Mental distress spikes among Israeli teens – WHO study

Science and Health

More Israeli adolescents are experiencing mental distress on a daily basis and fewer are experimenting with cannabis, while tobacco use and binge drinking are on the rise, according to a new World Health Organization (WHO) Health Behavior in School-aged Children (HBSC) study conducted by Prof. Yossi Harel-Fisch and his research team at the Faculty of Education at Bar-Ilan University (BIU).

In addition, social media use and screen addiction have increased, which may impact adolescent well-being, said the researchers who worked in collaboration with the Health and Education Ministries.  The team said the data are being used to implement intensive evidence-based school strategies to improve adolescent well-being and promote healthy behaviors in Israel. 

The WHO collaborative cross-national study of adolescent health and well-being – carried out in schools – is undertaken every four years using a questionnaire for 11, 13, and 15-year-olds.

The first HBSC survey was conducted in 1983–1984 in five countries. The study has now grown to include 50 countries and regions across Europe and North America, with over 400 researchers in the HBSC international research network. The study is funded at the national level by each of its member countries and regions.

When faced by those who abuse their power, intolerance is the proper response (Illustrative for anger). (credit: Simran Sood/Unsplash)

The HBSC study conducted on Israeli youth investigated shifts in risk behaviors and mental health from the period before the COVID-19 pandemic three years ago to when school and community activities resumed in 2022.   

The pandemic disrupted the lives of adolescents 

Here, as around the world, the pandemic disrupted the lives of children and teens. Measures taken to control the spread of the virus, such as school closures, lockdowns, and social distancing, impacted their daily routines and well-being as they navigated a new normal with restrictions and limited social interactions. 

In 2019, about one-fifth of Israeli teens reported daily psychosomatic symptoms such as feeling low, nervous or having difficulty sleeping. This proportion increased to about 30% in 2022, indicating a significant rise in mental distress following the pandemic that continued even after schools reopened.

The teens also reported feeling disengaged in school, lacking a sense of belonging, or not having support, highlighting pupils’ difficulties in re-adjusting to school after such a long period of closure and social distancing.

There was a decline in their reported (illegal) use of cannabis, with only 6.1% in 2022, compared to 9.2% in 2019 before the pandemic and 9% during the pandemic in 2021. 

Over the past 20 years, there has been a consistent drop in cigarette smoking among Israeli adolescents, from 33.6% in 1998 to 10.7% in 2019. This decline in prevalence continued into the lockdown period in 2021 to 7.5%, but immediately after social restrictions were lifted and school and community activities resumed in 2022, it rose to 9.2%. 

Binge drinking – consuming five or more alcoholic drinks within a few hours, a behavior that causes drunkenness – is also a growing concern among youth. Since the implementation of the Israeli national alcohol-prevention program between 2010 and 2014, there has reportedly been a consistent decline in binge drinking among Israeli youth, from 20.6% in 2009 to 7% in 2019 before the COVID-19 pandemic.

This downward trend continued until 2021, with only 5% of adolescents reporting binge drinking while social distancing measures were still in place. 
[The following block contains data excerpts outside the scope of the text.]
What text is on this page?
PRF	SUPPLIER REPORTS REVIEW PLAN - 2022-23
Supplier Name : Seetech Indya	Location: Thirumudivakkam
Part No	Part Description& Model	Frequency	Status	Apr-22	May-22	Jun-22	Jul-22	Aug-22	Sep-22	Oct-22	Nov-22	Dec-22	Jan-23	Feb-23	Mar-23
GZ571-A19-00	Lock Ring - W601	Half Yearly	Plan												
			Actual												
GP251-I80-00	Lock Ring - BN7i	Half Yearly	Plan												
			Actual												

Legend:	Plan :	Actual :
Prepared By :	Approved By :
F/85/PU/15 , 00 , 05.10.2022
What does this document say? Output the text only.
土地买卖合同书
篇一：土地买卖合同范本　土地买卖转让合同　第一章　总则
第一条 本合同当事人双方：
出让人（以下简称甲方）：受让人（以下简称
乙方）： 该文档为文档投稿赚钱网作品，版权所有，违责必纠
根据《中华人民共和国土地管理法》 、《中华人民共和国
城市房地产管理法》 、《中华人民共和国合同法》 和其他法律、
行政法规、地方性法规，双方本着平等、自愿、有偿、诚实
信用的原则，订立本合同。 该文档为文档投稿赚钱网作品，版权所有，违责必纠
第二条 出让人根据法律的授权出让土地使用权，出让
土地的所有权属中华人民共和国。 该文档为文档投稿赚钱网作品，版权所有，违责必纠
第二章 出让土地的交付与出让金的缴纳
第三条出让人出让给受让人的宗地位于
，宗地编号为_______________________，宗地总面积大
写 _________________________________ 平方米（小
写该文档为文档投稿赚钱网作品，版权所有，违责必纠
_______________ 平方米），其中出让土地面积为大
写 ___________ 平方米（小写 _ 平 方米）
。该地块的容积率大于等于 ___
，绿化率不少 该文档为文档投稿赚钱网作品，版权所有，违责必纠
Data from 2022, however, show that after restrictions were lifted, binge drinking increased dramatically to 12.5%. These findings support the assumption that adolescent drinking is linked to social leisure time activities rather than addiction to alcohol, Harel-Fisch said.

“We are concerned since the troubling increase in both cigarette smoking and binge drinking seems to be associated with the resumption of social nightlife activities and the belief that the two years of social distancing can now be ‘compensated’ by embracing the use of tobacco and alcohol as part of renewed social leisure time activities,” said Yossi Harel-Fisch, who is director of BIU’s International Research Institute on Adolescent Well-Being and Health at Bar-Ilan University in Israel, and Principal Investigator for HBSC Israel. 

Problematic use of social media, which is an indicator of screen addiction, is defined as the extensive use of social media to the extent that it significantly disrupts daily life. Data show that 15.3% of adolescents were classified as problematic social media users in 2022, compared to only 4.3% in 2019. Fortunately, despite the increase in screen addiction, cyberbullying has declined. The study shows a consistent decrease in cyberbullying from 10.4% in 2019 to 7.6% last year.

“This may mean that steps taken by the Child Online Protection Bureau – a joint authority established in 2018 combining law enforcement with education and treatment to ensure the safety of children and teens online – were not adversely affected by the increased exposure to the Internet during the pandemic and continue to bear fruit even in the post-pandemic period,” he concluded.

The findings have been presented and discussed with Israel government agencies, experts, and decisionmakers and are being used to implement intensive evidence-based school strategies to improve adolescent well-being and promote healthy behaviors in Israel.